Being fully vaccinated against COVID-19 and getting regular mammograms are both important and can save lives, but one harmless, temporary side effect of the vaccines can affect your mammogram results. Swollen lymph nodes in the armpit are a normal immune response to the shot, but this can also be a symptom of breast cancer. Sarah Deitch, MD, breast radiologist, explains how vaccines may affect mammogram results and how swollen lymph nodes in the armpit are diagnosed.

Swollen Lymph Nodes in the Armpit Can be a Normal Immune Response to a COVID Vaccine

Lymph nodes are glands throughout the body that make up the lymphatic system, which is responsible for the body’s immune response. They play an important role in preventing infection and destroying harmful bacteria or viruses.
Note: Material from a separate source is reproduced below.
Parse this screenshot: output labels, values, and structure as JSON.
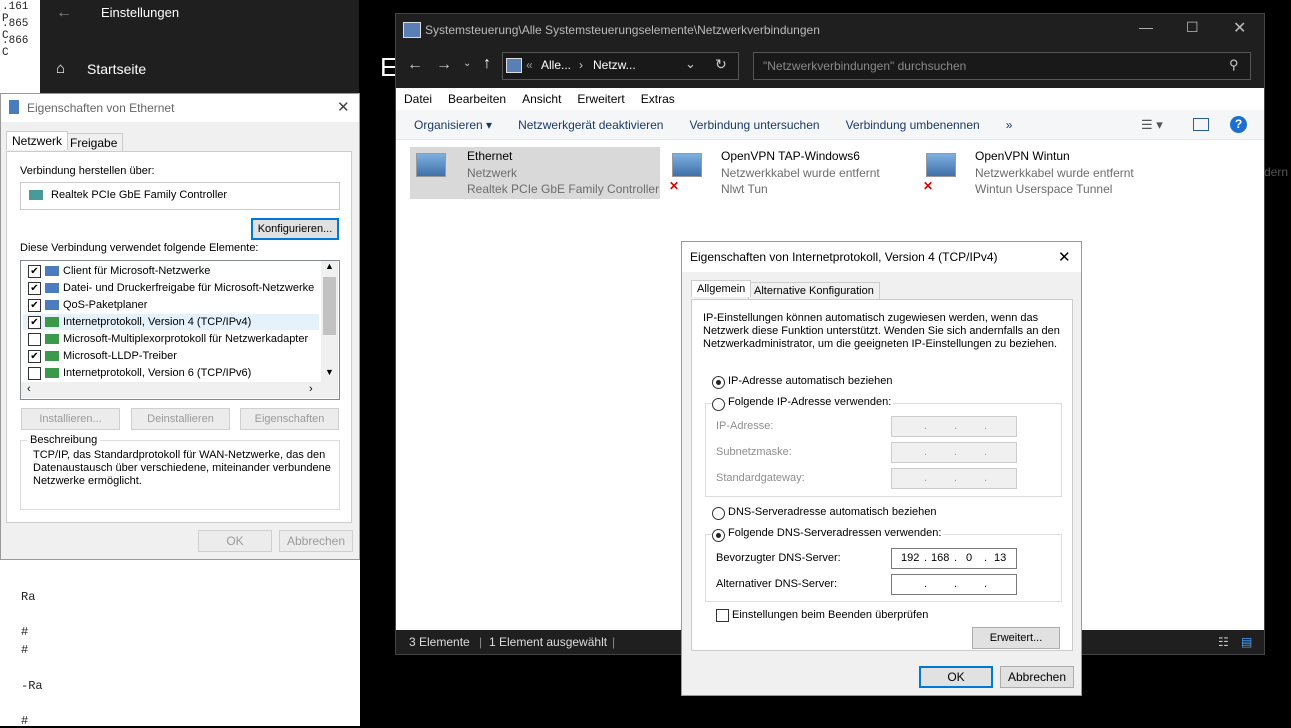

Usually, temporarily swollen or enlarged lymph nodes are not a cause for concern and simply indicate the body is defending itself from an invader.

“Swollen lymph nodes from a vaccine typically return to normal within a few days to a few weeks,” Dr. Deitch said.
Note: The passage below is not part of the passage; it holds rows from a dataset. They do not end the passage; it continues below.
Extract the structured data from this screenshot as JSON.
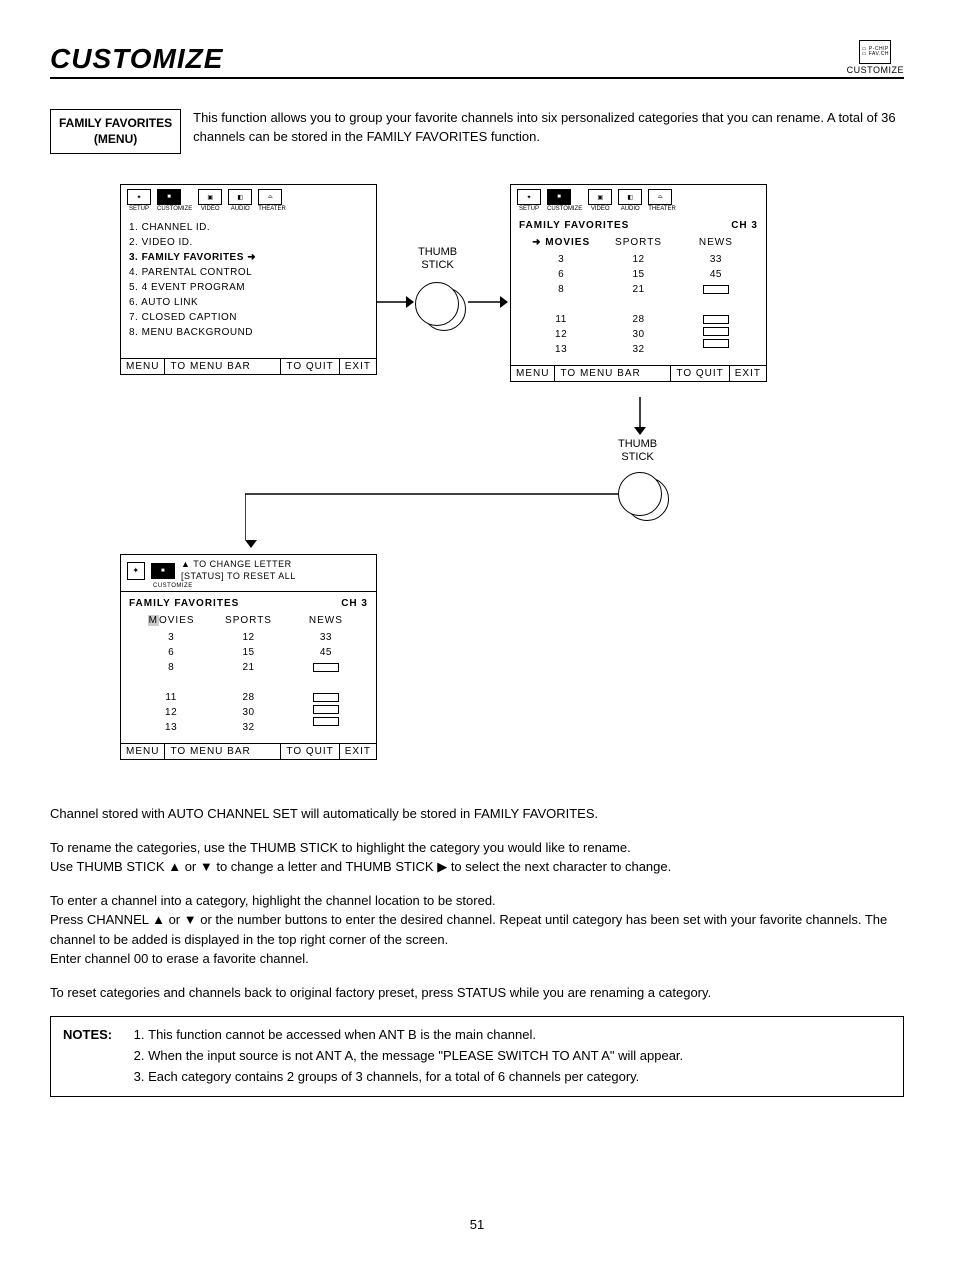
{
  "page": {
    "title": "CUSTOMIZE",
    "corner_label": "CUSTOMIZE",
    "number": "51"
  },
  "section": {
    "label_line1": "FAMILY FAVORITES",
    "label_line2": "(MENU)",
    "intro": "This function allows you to group your favorite channels into six personalized categories that you can rename. A total of 36 channels can be stored in the FAMILY FAVORITES function."
  },
  "iconbar": {
    "setup": "SETUP",
    "customize": "CUSTOMIZE",
    "video": "VIDEO",
    "audio": "AUDIO",
    "theater": "THEATER"
  },
  "osd_footer": {
    "menu": "MENU",
    "to_menu_bar": "TO MENU BAR",
    "to_quit": "TO QUIT",
    "exit": "EXIT"
  },
  "osd1": {
    "items": [
      "1. CHANNEL ID.",
      "2. VIDEO ID.",
      "3. FAMILY FAVORITES",
      "4. PARENTAL CONTROL",
      "5. 4 EVENT PROGRAM",
      "6. AUTO LINK",
      "7. CLOSED CAPTION",
      "8. MENU BACKGROUND"
    ],
    "selected_index": 2
  },
  "favorites": {
    "title": "FAMILY FAVORITES",
    "ch_label": "CH   3",
    "hint1": "TO CHANGE LETTER",
    "hint2": "[STATUS] TO RESET ALL",
    "columns": [
      {
        "name": "MOVIES",
        "rows": [
          "3",
          "6",
          "8",
          "",
          "11",
          "12",
          "13"
        ]
      },
      {
        "name": "SPORTS",
        "rows": [
          "12",
          "15",
          "21",
          "",
          "28",
          "30",
          "32"
        ]
      },
      {
        "name": "NEWS",
        "rows": [
          "33",
          "45",
          "[slot]",
          "",
          "[slot]",
          "[slot]",
          "[slot]"
        ]
      }
    ]
  },
  "thumb": "THUMB\nSTICK",
  "body": {
    "p1": "Channel stored with AUTO CHANNEL SET will automatically be stored in FAMILY FAVORITES.",
    "p2": "To rename the categories, use the THUMB STICK to highlight the category you would like to rename.\nUse THUMB STICK ▲ or ▼ to change a letter and THUMB STICK ▶ to select the next character to change.",
    "p3": "To enter a channel into a category, highlight the channel location to be stored.\nPress CHANNEL ▲ or ▼ or the number buttons to enter the desired channel.  Repeat until category has been set with your favorite channels.  The channel to be added is displayed in the top right corner of the screen.\nEnter channel 00 to erase a favorite channel.",
    "p4": "To reset categories and channels back to original factory preset, press STATUS while you are renaming a category."
  },
  "notes": {
    "label": "NOTES:",
    "items": [
      "This function cannot be accessed when ANT B is the main channel.",
      "When the input source is not ANT A, the message \"PLEASE SWITCH TO ANT A\" will appear.",
      "Each category contains 2 groups of 3 channels, for a total of 6 channels per category."
    ]
  }
}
All three COVID vaccines, Pfizer-BioNTech, Moderna and Johnson & Johnson can temporarily cause swollen lymph nodes in the armpit. This can happen after the first or second dose. The swelling is in the underarm because the lymph nodes in the armpit are closest to the injection site. Immune reactions are more intense with the COVID vaccines, but lymph nodes can also swell with other vaccines, such as the shingles vaccine.

Wait Four Weeks Between Your COVID Vaccine and Your Mammogram

There is no link between breast cancer and the COVID vaccines. However, because swollen lymph nodes in the armpit are a known side effect of the vaccines, the CDC recommends a waiting period of at least four weeks for most women between vaccination and a mammogram. It is important to let your mammography technologist know the date of your COVID vaccine and the arm in which you received the shot.

“If enlarged lymph nodes are seen on your screening mammogram, we may ask you to return for additional imaging,” Dr. Deitch said. “Often, mildly enlarged lymph nodes can be evaluated with a follow-up ultrasound to ensure that they have returned to normal size.”

Some people, including those who are experiencing breast symptoms, such as a lump, should not wait to schedule a diagnostic mammogram.

Your Mammogram Shows Swollen Lymph Nodes in the Armpit. Now What?

If you are asked to return for additional imaging, this may include an ultrasound of the underarm. The purpose of the ultrasound is for the radiologist to gather more information and data about the lymph nodes.

“The ultrasound allows us to measure the outside rim or cortex of a lymph node,” Dr. Deitch said. “Abnormal cortical thickness can be a sign of a reactive lymph node due to an immune response to a vaccine or a symptom of cancer. Additional features can indicate how suspicious a lymph node is, such as the overall shape and abnormal blood flow to the lymph node, as well as other findings in the breast.”

Your radiologist may also recommend a biopsy if the lymph node remains enlarged with abnormal cortical thickening or if there are any other concerning findings in the breast.

The Bottom Line: COVID Vaccines and Mammograms Save Lives

Screening mammograms are proven as the best way to detect breast cancer because they can find cancer when it is too small for you to feel. When found early, breast cancer is very treatable, and there are better chances for a good outcome. According to the National Cancer Institute, finding breast cancer when it is still contained within the breast gives you a 99% chance of survival. If the cancer is discovered when it has already spread to other organs, the long-term survival rate is 29%.

“Do not delay your flu or COVID vaccines — or your annual mammogram,” Dr. Deitch said. “With proper planning and timing, vaccines and breast cancer screening play an important role in your health, and both save lives.”